Four levy options to fund a 911 infrastructure update are being mulled by Lorain County commissioners.
“No amount of money is saved by not taking care of our people,” county administrator James Cordes told commissioners. “We’ve managed to eek out a number of years with current equipment but it’s now becoming obsolete. Plus, our backup center from day one hasn’t been what I consider proper backup.”
A unanimous vote authorized county officials to research how much a .50 mill replacement, .50 mill renewal, .55 mill increase, or .60 mill increase would generate toward costs of system updates over five years.
A plan to move to Next Generation 911 was approved by commissioners May 31. It will provide text-to-911 capability and eventually the ability to receive texts from emergency responders.
Early cost estimates for the overhaul were approximately $3 million but now sit between $1.5 million and $1.8 million. However, those numbers are also not yet set in stone, Cordes said.
“We’re trying to formulate these numbers now so we can make a responsible decision after we know what the millage would raise,” he said. “There’s timelines we have to meet to be able to hand this over to the board of elections to put it on the ballot.”
If the measure is approved by voters in November it won’t begin generating revenue until 2019. That’s because the county’s existing 911 levy will still be in effect through 2018.
“The taxpayers have been overwhelmingly supportive of 911 levies,” Cordes said. “I’ve been working with 911 since 1993 and we’ve never had to aggressively campaign to drum up support for it. I’m hoping it stays that way. That’s why you get it out there early. If you sense there is a problem, you at least have a chance to rally the forces.”

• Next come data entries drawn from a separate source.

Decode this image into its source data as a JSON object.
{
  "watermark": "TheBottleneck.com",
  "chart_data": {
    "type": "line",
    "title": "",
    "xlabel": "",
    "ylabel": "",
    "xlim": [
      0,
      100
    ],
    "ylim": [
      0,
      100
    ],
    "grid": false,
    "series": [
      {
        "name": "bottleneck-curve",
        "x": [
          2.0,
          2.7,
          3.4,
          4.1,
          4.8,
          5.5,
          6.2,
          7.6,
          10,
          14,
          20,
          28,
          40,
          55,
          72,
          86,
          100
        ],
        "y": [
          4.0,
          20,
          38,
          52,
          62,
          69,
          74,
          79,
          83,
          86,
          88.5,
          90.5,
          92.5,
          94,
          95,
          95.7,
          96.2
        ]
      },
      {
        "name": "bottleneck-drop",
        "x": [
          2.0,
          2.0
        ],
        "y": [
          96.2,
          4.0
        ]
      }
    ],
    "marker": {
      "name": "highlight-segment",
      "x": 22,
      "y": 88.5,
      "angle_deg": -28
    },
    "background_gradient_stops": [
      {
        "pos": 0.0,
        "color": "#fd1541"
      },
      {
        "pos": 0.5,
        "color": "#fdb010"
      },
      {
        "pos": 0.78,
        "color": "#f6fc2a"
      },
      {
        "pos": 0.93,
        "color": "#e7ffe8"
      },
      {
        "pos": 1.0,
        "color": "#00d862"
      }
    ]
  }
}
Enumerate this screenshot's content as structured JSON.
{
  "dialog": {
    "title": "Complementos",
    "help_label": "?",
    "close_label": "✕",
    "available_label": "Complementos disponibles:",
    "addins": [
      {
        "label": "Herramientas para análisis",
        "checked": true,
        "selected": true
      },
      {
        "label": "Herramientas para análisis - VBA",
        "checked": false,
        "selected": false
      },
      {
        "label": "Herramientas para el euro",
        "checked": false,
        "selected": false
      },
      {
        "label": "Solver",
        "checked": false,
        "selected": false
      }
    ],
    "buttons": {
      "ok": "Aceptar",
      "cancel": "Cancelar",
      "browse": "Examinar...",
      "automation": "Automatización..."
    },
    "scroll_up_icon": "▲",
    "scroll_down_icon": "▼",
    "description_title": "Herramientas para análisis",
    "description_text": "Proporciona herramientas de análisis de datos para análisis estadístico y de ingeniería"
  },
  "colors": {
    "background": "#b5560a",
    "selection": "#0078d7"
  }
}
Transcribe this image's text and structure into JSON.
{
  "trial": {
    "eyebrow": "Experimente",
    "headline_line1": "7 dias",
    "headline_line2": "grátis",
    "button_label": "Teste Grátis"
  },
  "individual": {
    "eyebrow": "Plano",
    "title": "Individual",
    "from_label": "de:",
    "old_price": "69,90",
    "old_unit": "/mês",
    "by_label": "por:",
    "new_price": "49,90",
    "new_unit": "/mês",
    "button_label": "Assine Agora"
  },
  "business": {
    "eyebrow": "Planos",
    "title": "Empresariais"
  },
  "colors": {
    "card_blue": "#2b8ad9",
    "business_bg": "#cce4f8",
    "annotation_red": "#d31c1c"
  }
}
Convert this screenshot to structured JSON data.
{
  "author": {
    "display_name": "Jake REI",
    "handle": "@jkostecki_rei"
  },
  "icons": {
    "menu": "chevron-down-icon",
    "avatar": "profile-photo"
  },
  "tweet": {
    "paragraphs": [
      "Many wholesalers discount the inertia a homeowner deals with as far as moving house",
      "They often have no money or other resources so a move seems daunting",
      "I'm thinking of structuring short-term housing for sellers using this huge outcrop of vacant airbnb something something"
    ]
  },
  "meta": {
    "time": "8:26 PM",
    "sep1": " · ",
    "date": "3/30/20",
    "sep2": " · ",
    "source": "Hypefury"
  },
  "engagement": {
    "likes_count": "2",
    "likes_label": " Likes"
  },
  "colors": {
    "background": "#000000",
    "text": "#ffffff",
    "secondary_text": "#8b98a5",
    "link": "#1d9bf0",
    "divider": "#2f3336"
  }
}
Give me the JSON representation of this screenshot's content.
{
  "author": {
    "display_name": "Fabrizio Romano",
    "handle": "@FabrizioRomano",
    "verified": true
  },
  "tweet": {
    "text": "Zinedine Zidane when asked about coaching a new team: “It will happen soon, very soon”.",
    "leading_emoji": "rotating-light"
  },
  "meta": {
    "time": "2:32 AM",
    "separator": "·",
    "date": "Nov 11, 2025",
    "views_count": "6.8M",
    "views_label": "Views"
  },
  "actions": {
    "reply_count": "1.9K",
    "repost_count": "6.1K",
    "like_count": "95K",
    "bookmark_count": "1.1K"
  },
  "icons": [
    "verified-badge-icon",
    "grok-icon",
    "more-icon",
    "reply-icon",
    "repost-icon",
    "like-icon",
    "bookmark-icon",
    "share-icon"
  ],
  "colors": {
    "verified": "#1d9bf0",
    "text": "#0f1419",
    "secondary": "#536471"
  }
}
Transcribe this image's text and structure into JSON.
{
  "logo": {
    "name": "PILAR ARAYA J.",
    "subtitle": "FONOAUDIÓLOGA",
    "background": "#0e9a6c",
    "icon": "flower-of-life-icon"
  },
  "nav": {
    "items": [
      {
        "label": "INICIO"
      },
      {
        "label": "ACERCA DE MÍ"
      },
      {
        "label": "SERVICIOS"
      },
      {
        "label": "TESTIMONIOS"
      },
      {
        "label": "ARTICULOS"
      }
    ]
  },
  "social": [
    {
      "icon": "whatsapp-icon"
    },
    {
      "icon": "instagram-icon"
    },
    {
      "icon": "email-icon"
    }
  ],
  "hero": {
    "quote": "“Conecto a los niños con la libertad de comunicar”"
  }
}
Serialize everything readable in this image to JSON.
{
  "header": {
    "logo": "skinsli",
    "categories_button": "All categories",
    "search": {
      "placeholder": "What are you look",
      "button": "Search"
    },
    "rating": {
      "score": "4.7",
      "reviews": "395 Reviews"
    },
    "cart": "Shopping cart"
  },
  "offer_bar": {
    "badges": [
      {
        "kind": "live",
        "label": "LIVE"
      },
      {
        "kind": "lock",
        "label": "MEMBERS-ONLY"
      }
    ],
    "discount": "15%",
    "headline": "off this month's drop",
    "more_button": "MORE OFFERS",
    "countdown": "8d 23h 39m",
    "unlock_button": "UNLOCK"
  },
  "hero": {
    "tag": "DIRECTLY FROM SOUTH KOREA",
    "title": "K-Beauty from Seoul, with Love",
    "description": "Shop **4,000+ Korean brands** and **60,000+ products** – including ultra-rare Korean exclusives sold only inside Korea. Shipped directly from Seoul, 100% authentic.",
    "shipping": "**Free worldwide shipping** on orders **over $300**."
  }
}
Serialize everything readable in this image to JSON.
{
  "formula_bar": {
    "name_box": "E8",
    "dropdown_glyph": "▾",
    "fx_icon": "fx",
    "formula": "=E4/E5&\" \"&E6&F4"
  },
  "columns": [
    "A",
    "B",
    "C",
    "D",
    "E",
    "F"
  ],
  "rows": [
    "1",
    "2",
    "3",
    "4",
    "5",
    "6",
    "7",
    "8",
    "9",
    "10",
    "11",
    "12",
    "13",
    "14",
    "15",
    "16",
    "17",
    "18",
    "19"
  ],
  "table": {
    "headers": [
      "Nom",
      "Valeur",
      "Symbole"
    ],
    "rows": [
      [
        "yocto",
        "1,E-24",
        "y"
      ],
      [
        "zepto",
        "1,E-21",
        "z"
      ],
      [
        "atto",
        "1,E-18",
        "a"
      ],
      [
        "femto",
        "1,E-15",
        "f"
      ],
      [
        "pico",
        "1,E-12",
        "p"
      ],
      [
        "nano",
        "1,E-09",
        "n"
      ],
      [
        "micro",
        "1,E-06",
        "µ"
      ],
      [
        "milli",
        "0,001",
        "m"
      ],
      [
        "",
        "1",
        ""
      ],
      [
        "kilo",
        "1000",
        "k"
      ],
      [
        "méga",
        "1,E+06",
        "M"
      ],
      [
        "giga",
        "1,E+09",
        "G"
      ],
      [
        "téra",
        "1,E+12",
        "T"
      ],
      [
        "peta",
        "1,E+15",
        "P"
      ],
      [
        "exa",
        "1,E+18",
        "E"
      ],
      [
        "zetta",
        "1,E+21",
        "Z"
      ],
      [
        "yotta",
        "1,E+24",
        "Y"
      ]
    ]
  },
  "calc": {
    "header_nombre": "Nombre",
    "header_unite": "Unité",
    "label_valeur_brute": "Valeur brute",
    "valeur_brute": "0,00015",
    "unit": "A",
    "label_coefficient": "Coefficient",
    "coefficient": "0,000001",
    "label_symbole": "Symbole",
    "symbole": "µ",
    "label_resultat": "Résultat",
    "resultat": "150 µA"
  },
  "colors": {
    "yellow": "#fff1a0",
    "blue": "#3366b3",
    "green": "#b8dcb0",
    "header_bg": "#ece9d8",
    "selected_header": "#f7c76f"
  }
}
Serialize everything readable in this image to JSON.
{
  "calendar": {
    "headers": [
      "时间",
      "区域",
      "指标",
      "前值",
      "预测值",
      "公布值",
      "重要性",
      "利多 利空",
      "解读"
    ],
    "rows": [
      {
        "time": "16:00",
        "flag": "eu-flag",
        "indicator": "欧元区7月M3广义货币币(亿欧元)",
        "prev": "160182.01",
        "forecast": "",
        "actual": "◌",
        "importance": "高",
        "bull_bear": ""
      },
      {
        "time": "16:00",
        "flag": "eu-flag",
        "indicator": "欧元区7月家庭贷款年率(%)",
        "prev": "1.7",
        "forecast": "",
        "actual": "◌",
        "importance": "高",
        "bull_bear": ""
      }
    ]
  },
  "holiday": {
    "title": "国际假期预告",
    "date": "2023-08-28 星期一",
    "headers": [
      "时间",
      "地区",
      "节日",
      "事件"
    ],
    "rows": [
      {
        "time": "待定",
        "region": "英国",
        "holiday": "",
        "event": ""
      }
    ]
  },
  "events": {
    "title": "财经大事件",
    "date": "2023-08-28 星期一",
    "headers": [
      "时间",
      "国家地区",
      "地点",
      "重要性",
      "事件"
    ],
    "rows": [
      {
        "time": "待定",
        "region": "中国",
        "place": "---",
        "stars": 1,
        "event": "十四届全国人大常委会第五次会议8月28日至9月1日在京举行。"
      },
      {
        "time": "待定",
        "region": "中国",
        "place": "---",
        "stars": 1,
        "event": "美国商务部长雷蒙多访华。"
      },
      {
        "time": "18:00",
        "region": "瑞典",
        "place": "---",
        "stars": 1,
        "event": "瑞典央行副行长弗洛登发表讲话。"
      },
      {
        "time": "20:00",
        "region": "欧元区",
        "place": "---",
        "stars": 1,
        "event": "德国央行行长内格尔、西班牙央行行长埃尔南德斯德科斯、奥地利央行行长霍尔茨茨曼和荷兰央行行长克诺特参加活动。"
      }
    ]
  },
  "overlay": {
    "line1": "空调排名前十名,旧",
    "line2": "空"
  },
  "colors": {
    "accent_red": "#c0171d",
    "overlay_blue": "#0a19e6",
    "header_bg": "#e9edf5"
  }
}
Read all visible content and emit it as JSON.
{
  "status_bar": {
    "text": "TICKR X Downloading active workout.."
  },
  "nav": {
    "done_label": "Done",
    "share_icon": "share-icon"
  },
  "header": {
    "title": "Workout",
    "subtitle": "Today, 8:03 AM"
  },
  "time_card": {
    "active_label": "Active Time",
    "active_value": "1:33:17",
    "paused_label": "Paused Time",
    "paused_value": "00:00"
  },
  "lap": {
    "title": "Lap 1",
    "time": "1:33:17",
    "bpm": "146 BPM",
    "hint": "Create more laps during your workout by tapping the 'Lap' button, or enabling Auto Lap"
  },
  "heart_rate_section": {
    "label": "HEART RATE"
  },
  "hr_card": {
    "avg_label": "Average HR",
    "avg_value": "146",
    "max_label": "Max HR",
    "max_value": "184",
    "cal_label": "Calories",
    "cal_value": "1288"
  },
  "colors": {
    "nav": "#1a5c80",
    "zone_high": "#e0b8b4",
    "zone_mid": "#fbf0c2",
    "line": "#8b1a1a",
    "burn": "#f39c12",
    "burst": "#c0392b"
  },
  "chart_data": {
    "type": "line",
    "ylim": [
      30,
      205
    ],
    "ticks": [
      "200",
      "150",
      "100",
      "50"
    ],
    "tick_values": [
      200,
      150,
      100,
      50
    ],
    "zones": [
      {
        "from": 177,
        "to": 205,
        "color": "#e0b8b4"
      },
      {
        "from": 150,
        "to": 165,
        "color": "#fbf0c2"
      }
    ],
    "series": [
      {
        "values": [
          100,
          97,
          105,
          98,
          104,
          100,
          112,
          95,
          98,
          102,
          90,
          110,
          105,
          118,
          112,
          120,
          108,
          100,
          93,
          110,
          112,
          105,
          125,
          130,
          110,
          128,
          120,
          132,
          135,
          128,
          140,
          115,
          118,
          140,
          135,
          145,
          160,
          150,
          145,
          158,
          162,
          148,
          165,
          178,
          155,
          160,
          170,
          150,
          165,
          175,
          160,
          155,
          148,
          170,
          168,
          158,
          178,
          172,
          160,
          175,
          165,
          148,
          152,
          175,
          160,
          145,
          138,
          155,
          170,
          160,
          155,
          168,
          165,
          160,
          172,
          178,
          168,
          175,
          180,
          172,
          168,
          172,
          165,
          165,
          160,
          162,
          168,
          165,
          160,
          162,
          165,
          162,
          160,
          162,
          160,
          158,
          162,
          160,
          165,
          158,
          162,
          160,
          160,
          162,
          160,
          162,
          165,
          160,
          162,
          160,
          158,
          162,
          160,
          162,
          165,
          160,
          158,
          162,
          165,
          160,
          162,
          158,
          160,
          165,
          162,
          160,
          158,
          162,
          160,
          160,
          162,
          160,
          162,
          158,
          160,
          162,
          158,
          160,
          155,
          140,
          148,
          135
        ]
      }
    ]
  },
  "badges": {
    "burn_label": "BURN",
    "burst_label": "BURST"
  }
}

“Years ago the state passed a small cell phone fee that does go to communities with a primary (911 call center),” he said. “But it’s a small portion of the revenue that’s used to support operations. The state distributes those revenues as it sees fit. As anything with the state, that’s always suspect in terms of how long it will last or how they’ll dictate how it’s used. For that and many other reasons, this levy is hugely important.”
Cordes said he’d like to eventually see new repeater towers installed in corners of the county, especially rural areas, that sometimes have trouble with cell phone reception and radio communication.
There are still too many pockets of Lorain County where emergency forces lose communication, he said. “There should be no spot in this county that’s at risk for losing contact with our safety forces. It’s just not acceptable.”
He hopes to have solid numbers on how much money the millage will generate by the commissioner’s next meeting on June 28, which could lead to a vote to put it on the ballot.
Cordes plans to give presentations over the summer that show the importance of continued 911 funding and the need to keep up with advancements in technology.
“Think of some poor lady getting beat up by her husband,” he said. “She’s huddled in the closet trying to text out and all we can do is call her back. The phone rings and it puts her in even more danger. Because many of us don’t live in that world, we don’t understand how challenging it is and how dangerous it is, how humiliating and humbling it is. Today’s technology allows us to better help those people and we need to take advantage of it.”